These case studies are examples of some typical Hand Kinetics patients to show you the range of people we see and the treatments we provide. Please feel free to get in touch with us if you are experiencing similar issues with your hand or arm and we will be happy to help.
A 16 year old boy was an active member of his local GAA football team. During the semi-final he jumped to catch the ball but it bounced off the tip of his right index finger causing the end joint to bend down forcibly. When he took off his gloves he was unable to straighten the tip of his index finger which was very painful and swollen. He was unable to play the remainder of the match and watched and supported from the side lines as his team won.

He attended A&E after the match where he was told he had no fracture but had torn the tendon away from the bone meaning he would have to wear a standard A&E, off the shelf, metal and foam splint for 6 weeks to keep his entire finger straight. He was devastated as it would mean he would not be allowed to play in the final. On top of that he was preparing for GCSE exams and would be unable to write if wearing a bulky splint.

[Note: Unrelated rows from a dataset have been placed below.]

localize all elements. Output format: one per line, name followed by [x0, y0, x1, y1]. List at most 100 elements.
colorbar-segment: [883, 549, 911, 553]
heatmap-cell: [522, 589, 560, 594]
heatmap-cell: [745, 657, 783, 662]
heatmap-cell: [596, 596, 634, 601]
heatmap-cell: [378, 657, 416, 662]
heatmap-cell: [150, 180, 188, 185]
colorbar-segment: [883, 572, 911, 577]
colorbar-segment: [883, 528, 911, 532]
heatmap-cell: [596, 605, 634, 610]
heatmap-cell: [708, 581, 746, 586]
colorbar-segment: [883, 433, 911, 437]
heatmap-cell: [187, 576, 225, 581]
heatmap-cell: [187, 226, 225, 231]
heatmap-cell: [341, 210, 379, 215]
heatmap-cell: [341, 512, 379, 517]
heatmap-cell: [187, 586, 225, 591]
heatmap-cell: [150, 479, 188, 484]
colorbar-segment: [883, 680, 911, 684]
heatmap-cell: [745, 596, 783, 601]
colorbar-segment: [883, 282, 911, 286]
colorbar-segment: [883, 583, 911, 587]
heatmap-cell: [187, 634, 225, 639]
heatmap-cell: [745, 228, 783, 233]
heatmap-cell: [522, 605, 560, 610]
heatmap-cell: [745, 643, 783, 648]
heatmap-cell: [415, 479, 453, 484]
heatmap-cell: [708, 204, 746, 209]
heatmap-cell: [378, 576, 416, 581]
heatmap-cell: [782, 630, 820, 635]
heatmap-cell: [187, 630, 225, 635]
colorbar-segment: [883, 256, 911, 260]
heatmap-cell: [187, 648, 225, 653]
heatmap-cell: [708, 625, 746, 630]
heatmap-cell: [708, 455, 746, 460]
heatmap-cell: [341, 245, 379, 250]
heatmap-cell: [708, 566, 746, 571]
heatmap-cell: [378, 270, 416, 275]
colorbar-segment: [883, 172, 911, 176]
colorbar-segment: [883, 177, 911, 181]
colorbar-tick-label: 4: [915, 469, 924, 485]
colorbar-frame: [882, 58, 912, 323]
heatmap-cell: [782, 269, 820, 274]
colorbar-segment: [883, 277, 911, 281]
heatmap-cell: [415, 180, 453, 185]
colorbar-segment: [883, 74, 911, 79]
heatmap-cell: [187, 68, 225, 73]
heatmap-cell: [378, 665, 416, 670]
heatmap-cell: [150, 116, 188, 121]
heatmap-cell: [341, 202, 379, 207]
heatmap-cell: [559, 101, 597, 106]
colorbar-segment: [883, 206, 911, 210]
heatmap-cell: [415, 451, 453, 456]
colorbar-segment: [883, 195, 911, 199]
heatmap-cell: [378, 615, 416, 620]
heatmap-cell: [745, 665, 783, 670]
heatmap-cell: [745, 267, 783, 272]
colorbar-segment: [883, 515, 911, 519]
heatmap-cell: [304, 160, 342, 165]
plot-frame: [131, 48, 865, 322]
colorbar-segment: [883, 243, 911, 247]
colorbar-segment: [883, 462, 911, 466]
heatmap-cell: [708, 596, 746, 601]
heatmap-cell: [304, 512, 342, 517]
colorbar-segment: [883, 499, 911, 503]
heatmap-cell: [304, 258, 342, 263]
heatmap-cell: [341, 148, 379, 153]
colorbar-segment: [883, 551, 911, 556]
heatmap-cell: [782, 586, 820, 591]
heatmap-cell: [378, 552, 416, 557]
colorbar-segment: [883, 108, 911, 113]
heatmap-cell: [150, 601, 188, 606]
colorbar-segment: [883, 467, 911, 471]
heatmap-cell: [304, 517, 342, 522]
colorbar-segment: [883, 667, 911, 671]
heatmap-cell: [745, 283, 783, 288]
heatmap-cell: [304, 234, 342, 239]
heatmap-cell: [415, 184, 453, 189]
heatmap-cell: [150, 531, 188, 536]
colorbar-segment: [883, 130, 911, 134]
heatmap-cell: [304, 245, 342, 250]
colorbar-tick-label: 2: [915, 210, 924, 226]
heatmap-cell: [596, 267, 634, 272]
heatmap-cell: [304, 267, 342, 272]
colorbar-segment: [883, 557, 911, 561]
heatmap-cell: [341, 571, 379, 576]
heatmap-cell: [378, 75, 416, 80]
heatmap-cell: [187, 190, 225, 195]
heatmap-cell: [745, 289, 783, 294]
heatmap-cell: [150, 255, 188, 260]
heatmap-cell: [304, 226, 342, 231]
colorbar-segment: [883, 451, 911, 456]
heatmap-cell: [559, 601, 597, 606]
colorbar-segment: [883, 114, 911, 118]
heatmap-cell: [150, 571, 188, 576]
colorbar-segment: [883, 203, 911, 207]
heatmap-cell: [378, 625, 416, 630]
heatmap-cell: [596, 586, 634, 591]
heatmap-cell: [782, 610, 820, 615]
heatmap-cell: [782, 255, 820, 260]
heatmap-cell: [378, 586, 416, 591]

He attended Hand Kinetics three days after the accident. The hand therapist removed the bulky splint fitted at A&E and made a small thermoplastic gutter splint instead to support and immobilise the affected joint only. The therapist explained the type of injury is called Mallet finger and showed him how to correctly tape his finger himself to be able to play football safely for the duration of the final match 4 weeks later.

In addition to this, the therapist modified a pen grip so it was possible for him to write while wearing his new, much smaller splint. The boy played in the final and completed his exams alongside his classmates without any fuss or unnecessary attention.

After 6 weeks he returned to the outpatient Orthopaedic clinic in the hospital and was discharged. He continued to attend Hand Kinetics however for rehabilitation of the muscles involved for 2 more weeks and once full movement was regained the boy could resume all normal activities without any finger supports.